Jane Wang, CEO of Optimity, said that authenticity was key. She said that the worst way to create virality was through “creating misinformation and triggering conflict.”

You’re also sunk “if that virality is based on unsustainable incentives or growth, e.g., paying people to use your app,” she said.

Dumb luck and preparation

Virality comes when you least expect it and, conversely, only when you are ready for it. By creating an environment that encourages virality, you can turn the hit-or-miss nature of viral products into a hit machine. That said, you have to have all of the pieces in place, including a working product, a large potential customer list, and a lot of luck and support.
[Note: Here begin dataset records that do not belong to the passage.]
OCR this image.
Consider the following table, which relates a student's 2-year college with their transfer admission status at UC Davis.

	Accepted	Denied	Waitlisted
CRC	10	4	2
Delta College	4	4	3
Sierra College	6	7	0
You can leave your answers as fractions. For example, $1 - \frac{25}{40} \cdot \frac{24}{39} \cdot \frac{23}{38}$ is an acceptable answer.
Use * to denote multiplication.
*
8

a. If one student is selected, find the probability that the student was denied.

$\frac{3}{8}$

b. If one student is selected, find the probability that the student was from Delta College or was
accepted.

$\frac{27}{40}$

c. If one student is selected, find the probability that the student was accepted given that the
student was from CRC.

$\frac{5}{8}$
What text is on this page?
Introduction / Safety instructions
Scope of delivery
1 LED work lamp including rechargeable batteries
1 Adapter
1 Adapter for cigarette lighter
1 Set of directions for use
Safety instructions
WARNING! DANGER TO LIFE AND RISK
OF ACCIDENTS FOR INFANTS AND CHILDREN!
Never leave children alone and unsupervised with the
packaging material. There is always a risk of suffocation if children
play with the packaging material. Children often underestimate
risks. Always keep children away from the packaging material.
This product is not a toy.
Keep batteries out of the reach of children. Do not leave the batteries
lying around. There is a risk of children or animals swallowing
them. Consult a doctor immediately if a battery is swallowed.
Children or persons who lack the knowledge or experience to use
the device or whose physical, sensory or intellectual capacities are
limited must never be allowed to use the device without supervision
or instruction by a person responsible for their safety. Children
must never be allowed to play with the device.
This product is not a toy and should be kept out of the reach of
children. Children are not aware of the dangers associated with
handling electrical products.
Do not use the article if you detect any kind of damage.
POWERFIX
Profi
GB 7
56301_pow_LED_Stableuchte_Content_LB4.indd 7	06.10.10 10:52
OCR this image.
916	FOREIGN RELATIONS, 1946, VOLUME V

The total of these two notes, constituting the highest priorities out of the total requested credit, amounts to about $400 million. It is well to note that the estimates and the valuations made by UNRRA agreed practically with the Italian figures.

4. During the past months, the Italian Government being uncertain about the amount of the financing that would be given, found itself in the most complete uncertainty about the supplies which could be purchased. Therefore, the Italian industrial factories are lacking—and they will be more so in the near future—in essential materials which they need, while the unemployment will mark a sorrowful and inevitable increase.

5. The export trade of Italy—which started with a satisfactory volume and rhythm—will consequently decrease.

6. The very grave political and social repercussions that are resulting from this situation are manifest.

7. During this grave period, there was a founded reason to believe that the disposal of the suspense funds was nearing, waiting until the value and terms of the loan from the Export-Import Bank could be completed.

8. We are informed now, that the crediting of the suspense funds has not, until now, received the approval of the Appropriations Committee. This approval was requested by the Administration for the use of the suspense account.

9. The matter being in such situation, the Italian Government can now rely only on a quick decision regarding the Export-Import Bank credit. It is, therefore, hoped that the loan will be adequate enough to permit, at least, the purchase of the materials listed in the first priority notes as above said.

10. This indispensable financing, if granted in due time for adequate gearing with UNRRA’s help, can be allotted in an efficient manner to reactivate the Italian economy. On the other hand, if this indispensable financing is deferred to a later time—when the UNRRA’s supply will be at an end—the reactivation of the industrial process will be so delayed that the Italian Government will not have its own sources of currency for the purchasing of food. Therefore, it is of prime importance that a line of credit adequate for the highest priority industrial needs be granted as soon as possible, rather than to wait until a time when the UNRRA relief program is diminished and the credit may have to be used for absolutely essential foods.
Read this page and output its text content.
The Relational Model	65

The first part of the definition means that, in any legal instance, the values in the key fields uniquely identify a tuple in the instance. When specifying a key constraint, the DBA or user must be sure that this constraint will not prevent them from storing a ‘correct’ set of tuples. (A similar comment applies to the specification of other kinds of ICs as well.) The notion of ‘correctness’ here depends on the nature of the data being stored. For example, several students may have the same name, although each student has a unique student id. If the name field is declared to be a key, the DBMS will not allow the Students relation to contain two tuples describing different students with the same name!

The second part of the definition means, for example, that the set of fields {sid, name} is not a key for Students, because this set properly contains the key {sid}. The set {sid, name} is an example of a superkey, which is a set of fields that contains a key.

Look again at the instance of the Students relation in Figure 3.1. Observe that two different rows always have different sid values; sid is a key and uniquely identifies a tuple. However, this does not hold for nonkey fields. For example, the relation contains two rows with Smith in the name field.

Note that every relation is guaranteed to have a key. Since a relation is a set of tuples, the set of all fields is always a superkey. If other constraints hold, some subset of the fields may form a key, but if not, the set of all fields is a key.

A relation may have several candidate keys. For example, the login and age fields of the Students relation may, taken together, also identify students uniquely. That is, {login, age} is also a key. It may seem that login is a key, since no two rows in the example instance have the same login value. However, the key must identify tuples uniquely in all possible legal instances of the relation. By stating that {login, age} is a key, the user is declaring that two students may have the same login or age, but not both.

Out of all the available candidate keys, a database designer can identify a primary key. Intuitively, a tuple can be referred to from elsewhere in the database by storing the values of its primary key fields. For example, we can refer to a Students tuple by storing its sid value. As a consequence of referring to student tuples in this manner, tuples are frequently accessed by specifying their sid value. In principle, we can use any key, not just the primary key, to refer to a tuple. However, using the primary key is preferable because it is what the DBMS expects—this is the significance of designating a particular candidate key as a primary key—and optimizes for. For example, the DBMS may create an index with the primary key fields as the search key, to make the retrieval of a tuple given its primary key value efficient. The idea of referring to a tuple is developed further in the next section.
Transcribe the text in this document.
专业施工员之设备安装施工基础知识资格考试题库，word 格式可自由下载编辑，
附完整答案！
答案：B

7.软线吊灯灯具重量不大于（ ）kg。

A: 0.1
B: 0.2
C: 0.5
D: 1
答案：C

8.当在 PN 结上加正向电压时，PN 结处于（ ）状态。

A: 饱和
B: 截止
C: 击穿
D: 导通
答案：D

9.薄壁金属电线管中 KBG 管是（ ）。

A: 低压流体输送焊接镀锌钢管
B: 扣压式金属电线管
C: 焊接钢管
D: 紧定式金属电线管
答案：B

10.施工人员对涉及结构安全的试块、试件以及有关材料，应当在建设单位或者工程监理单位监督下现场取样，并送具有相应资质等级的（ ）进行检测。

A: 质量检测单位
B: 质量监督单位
Interestingly, Yakovlev pointed to a tall tale that viral marketers tell about former video-sharing company CEO Lou Kerner. Kerner’s startup, Yashi Media, was neck and neck with YouTube until the video “Lazy Sunday” took the Internet by storm. Kerner claims that he bumped into Chad Hurley at a YouTube conference, where he mentioned that if the “Lazy Sunday” video had been uploaded to Kerner’s site instead of YouTube, then the two would have been in different positions.

“Yeah,” said Hurley. “But why would my brother have uploaded it to Yashi?”

It just goes to show you that even with the most preparation, sometimes dumb luck — or your brother — steps in to mix things up.